Ever since we managed to put men on the moon, we've been looking for other places for people to go. Then bigger and better telescopes led us to exoplanets, those outside our solar system. Somewhere along the way, we switched from thinking of pure exploration to colonizing other planets. But our bodies were built for Earth. Even if we find an exoplanet with an oxygen-rich atmosphere, liquid water, and tolerable temperatures, would we be able to live with a different level of gravity?
If its gravity is too strong our blood will be pulled down into our legs, our bones might break, and we could even be pinned helplessly to the ground.
Finding the gravitational limit of the human body is something that’s better done before we land on a massive new planet. Now, in a paper published on the pre-print server arXiv, three physicists, claim that the maximum gravitational field humans could survive long-term is four-and-a-half times the gravity on Earth.

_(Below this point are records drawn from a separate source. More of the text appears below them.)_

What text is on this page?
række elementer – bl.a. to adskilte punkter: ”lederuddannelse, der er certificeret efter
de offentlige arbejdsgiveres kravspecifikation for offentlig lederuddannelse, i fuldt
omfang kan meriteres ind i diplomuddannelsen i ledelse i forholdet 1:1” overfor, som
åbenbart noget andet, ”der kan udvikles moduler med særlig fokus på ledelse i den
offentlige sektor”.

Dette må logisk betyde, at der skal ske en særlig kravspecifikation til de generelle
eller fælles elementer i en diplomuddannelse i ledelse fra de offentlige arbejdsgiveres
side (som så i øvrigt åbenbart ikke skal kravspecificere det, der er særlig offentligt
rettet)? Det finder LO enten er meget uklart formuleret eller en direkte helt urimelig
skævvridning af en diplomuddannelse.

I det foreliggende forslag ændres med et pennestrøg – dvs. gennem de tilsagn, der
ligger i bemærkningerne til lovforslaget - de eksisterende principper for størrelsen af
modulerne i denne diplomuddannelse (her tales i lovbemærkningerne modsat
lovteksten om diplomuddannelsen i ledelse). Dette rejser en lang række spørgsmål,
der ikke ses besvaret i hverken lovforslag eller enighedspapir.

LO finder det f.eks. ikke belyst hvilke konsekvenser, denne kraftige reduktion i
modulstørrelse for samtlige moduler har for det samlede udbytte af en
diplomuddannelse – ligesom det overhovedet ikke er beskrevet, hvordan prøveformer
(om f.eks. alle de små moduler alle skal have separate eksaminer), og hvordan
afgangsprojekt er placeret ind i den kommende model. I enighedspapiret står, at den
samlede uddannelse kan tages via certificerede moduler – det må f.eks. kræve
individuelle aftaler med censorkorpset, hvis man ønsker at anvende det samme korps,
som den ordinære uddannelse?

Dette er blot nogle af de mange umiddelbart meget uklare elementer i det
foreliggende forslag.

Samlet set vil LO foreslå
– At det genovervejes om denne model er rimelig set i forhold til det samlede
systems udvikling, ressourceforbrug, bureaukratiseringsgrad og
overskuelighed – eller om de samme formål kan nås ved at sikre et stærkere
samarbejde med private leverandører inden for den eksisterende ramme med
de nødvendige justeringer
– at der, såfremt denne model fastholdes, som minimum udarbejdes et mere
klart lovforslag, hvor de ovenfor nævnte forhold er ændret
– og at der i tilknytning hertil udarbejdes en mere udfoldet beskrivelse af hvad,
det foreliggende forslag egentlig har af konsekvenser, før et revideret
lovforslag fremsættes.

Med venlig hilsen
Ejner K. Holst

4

Read how they figured that out at Discover magazine. -via Digg
(Image credit: NASA/Ames/JPL-Caltech)
3g is often cited as a limit for space craft in situations where astronauts are expected to reach controls above them from a reclined position and that is not an absolute limit, but has some safety margin.
The paper calculates 4.6g max for walking using numbers world-record log carry, and later says 3.5g is more reasonable for a trained athlete. That doesn't seem that unreasonable to me, even if I would guess it is a bit on the high side.
In a reclined position, people can handle quite a bit more, so using an appropriately designed wheel chair they could go probably to almost twice that...
Plasmagryphon, you must have an opinion on this.